Hofmann: Diese Frage habe ich mir auch schon oft gestellt. Im späten 18. und frühen 19. Jahrhundert stand die Musik unter allen Künsten an erster Stelle. Es wurde immer die neueste Musik der Zeit aufgeführt. Mit Mendelssohn und Brahms kam ein neues Denken in die Musikwelt. Man entdeckte die Musik von Bach und Händel neu und nahm sie wie die Werke von Beethoven und Schubert wieder in die Konzertprogramme auf. Als die 2. Wiener Schule mit Schönberg und Berg kurz vor dem 1. Weltkrieg einen neuen Weg abseits der Romantik von Wagner und Bruckner suchte, sorgte das im Wiener Musikverein noch für einen handfesten Skandal.

Nach 1945 propagierten insbesondere die neuen Rundfunkanstalten mit ihren Orchestern eine neue Musik abseits von Wagner und Liszt, deren Musik ja von den Nazis für Propagandazwecke missbraucht wurde. Ich denke, das meiste, was nach 1945 im Auftrag der Sendeanstalten komponiert wurde, hat etwas Konstruiertes an sich. Diese Musik kann man sich nur selten allein durchs Zuhören erschließen. Ich finde es aber fragwürdig, wenn man sich zuerst durch 20 Seiten Vorwort quälen muss, um zu verstehen, was der Komponist eigentlich möchte. Musik sollte unmittelbar und ohne intellektuelle Vorkenntnisse berühren und begeistern.

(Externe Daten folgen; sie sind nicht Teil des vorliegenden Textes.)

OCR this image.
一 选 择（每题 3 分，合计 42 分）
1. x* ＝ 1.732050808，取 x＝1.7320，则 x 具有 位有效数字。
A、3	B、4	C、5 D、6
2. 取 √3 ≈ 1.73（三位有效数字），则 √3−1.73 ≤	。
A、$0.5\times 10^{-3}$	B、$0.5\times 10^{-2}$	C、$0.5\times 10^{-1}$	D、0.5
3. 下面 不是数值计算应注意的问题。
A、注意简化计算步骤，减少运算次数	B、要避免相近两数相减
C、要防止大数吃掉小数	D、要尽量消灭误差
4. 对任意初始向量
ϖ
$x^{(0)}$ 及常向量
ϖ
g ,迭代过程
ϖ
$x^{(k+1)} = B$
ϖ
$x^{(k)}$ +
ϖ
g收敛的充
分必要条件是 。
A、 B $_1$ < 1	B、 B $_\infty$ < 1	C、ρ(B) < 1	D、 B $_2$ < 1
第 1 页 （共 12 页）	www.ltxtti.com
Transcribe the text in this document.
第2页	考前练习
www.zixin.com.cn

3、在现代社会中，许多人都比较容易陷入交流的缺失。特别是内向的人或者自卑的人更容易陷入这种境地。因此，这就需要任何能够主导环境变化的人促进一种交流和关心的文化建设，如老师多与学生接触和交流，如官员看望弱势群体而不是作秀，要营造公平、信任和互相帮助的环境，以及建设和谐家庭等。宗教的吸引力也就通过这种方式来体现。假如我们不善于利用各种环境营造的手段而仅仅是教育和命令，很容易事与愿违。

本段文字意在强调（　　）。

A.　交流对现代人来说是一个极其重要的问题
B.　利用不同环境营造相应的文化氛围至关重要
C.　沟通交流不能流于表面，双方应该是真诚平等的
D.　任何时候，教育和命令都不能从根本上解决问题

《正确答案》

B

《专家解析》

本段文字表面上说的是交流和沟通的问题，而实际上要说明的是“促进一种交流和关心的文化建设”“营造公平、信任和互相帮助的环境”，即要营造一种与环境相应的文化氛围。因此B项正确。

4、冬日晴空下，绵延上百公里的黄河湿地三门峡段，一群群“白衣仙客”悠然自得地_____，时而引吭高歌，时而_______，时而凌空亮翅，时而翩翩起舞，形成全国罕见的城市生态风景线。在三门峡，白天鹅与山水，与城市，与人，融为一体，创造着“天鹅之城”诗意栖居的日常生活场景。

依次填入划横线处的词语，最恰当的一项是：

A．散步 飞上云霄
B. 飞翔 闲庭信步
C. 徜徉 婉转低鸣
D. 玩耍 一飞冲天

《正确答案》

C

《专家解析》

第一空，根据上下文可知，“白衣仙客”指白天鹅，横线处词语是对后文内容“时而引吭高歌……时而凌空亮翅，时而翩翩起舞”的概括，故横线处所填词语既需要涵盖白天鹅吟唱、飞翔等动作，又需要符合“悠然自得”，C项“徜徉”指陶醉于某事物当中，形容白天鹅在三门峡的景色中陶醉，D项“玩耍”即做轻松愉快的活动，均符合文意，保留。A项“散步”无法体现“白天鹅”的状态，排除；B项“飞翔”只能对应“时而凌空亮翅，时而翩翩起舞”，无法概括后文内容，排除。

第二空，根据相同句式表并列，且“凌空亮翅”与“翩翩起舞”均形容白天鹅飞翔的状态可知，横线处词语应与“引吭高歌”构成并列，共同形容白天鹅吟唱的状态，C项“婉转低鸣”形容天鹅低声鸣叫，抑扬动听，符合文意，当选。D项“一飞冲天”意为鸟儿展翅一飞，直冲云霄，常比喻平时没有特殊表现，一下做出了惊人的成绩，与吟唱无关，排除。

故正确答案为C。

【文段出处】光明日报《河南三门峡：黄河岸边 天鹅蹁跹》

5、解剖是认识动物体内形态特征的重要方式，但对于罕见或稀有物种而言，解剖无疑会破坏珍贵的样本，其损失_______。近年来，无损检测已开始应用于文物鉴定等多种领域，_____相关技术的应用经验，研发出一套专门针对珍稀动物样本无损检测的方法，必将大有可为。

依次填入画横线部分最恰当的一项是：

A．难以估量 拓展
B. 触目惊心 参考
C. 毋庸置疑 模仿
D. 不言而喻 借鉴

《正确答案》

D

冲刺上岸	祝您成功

Inzwischen haben sich die Zeiten geändert und es gibt höchst interessante neue Strömungen in der Musik. Leider fehlen uns bei der Bodensee Philharmonie gerade die finanziellen Möglichkeiten für Kompositionsaufträge. Aber für das Eröffnungskonzert der nächsten Saison hat der peruanische Komponist Jimmy López eine von Michael Endes „Unendlicher Geschichte“ inspirierte Symphonie „Fantastica“ geschrieben. Das ist ein Auftragswerk mehrerer Orchester, darunter der Bodensee Philharmonie mit Unterstützung der Messmer-Stiftung. Wir spielen die deutsche Erstaufführung.
seemoz: Was waren denn Deine umwerfendsten Konzerterlebnisse in den letzten Jahren?
Hofmann: Das waren die Konzerte, in denen ich spürte, dass ein Orchester in einen Dirigenten frisch verliebt ist. Klaus Mäkelä mit der „Symphonie fantastique“ von Berlioz und dem Orchestre de Paris. Die 10. Sinfonie von Schostakowitsch mit Krzysztof Urbański und dem Sinfonieorchester Basel. Petr Popelka mit den Wiener Sinfonikern und „Till Eulenspiegel“ von Strauss oder die „Eroica“ mit Gabriel Venzago und der Bodensee Philharmonie.
seemoz: Apropos Liebe … vielen lieben Dank für dieses Gespräch!